Yorrys Raweyai: Pemecatan Kader Tak Mencerminkan Paradigma Golkar Baru

Jakarta, liputan.co.id – ​Di tengah upaya mempersiapkan diri untuk kontestasi Pilkada 2018 dan Pilpres 2019, Partai Golkar kembali mengeluarkan kebijakan kontroversial. Generasi Muda Partai Golkar (GMPG) yang selama ini terkenal kritis terhadap berbagai kebijakan internal kepartaian, justru dipecat. Seakan mengulang kebiasaan buruk, elite politik Golkar tidak kunjung belajar pada masa lalunya.
Hal itu dikatakan Ketua Koordinator Bidang Polhukam DPP Golkar Yorrys Raweyai, dalam rilisnya, Minggu (3/9/2017), menyikapi pemecatan pentolan GMPG, Ahmad Doli Kurnia, dari keanggotaan Golkar yang selama ini menjadi tempat aktivitas politiknya.

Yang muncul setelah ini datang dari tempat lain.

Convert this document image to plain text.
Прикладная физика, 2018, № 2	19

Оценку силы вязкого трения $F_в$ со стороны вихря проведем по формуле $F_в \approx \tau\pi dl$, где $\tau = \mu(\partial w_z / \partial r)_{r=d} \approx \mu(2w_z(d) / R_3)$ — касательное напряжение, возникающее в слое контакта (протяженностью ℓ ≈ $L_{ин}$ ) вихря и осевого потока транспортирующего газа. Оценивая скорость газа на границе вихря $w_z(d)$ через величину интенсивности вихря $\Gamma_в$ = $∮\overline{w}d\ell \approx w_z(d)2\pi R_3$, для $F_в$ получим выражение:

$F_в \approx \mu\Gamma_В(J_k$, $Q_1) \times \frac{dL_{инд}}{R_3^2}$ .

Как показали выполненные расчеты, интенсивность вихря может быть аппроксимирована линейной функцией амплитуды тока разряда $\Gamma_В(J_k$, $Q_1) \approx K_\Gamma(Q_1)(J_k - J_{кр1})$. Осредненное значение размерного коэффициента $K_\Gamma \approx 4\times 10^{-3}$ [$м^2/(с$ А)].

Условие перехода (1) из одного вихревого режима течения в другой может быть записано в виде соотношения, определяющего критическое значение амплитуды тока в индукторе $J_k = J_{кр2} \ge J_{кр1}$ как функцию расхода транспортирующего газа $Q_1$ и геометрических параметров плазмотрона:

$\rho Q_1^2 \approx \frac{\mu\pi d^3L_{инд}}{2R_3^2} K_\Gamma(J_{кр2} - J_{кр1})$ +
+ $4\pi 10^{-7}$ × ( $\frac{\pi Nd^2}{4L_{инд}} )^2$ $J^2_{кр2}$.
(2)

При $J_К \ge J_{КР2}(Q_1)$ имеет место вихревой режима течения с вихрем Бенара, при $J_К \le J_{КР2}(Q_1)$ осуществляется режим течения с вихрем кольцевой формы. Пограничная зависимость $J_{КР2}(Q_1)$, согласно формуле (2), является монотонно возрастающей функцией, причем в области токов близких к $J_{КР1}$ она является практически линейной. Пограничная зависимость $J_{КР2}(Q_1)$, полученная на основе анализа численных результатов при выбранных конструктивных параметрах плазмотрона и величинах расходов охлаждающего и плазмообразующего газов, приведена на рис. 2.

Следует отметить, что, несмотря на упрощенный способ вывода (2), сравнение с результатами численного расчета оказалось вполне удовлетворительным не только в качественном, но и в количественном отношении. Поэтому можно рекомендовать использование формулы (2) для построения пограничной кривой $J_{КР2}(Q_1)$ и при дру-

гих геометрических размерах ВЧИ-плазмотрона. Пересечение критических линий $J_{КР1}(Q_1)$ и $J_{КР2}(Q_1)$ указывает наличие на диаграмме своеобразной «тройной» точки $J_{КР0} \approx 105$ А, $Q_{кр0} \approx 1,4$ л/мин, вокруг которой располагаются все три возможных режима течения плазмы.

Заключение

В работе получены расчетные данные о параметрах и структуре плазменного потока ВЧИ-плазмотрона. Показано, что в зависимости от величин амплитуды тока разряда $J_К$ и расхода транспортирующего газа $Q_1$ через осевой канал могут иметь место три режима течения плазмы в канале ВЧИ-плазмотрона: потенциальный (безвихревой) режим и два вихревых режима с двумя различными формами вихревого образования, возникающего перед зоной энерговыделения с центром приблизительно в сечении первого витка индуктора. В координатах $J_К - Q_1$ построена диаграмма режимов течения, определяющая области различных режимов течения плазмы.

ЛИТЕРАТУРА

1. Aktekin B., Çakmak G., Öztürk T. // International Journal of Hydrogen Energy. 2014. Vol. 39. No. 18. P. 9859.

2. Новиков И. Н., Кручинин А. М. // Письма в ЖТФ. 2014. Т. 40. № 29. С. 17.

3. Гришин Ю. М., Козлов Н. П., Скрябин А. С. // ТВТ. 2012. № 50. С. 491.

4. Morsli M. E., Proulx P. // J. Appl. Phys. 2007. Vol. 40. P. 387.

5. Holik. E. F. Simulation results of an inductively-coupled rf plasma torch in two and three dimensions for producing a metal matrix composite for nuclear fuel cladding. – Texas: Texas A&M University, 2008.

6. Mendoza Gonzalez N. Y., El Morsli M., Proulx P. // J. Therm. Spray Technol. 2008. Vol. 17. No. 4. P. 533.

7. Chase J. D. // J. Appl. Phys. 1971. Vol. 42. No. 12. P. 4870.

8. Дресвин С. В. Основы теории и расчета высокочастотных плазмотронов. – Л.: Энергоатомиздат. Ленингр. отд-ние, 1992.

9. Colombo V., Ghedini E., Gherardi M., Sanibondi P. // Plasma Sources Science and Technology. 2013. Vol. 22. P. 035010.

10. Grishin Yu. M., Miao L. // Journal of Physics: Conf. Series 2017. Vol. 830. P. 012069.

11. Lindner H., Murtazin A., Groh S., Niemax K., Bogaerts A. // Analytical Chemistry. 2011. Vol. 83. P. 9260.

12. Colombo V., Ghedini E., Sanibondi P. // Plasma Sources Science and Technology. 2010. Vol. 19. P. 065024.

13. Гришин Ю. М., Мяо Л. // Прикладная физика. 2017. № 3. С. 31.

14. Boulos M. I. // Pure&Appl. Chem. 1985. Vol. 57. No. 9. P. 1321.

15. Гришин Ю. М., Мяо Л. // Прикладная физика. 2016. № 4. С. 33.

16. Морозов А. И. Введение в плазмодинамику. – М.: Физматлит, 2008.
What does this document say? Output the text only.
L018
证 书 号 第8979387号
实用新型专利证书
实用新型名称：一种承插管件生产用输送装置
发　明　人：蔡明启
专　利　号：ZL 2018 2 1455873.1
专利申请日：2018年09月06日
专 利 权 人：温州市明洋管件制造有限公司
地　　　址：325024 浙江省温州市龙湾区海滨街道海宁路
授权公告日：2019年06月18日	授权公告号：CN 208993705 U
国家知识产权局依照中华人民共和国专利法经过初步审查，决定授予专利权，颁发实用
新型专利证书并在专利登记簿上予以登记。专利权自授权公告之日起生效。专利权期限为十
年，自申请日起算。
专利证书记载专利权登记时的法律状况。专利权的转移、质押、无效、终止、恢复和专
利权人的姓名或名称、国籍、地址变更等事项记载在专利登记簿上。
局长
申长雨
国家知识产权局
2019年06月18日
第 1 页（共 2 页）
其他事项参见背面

Doli menurut Yorrys, bukanlah nama baru di arena perpolitikan Golkar. Beberapa kurun waktu terakhir, memang kader muda potensial tersebut sering memiliki pandangan dan pemikiran yang nampak berseberangan dengan suara-suara elitis di Golkar.
​Terlepas dari perbedaan pandangan politik, aksi pecat-memecat kata Yorrys bukan tradisi baru. Situasi internal politik kepartaian yang senantiasa menyajikan atmosfir dinamis, tidak bisa dibaca dan direspons dengan bijak. Karena pada kenyataannya, dinamika yang sedang berlangsung tersebut merupakan upaya bersama untuk mengangkat citra dan martabat partai, menjaga eksistensi hingga menjamin Golkar mampu meraih kejayaan di masa yang akan datang.
Menurut dia, ​bukankah suara-suara GMPG selama ini masih tetap berada dalam koridor kepartaian? Tidakkah aksi-aksi politik GMPG adalah semacam kegelisahan kader muda tentang suasana kepartaian yang seakan menutup mata terhadap realitas yang sedang melingkupinya? Lalu, sejak kapan kegelisahan tersebut menuai penghakiman dari elite Partai Golkar yang sama sekali tidak memberi ruang untuk bersuara dan berpendapat sebagai bagian dari mekanisme demokrasi?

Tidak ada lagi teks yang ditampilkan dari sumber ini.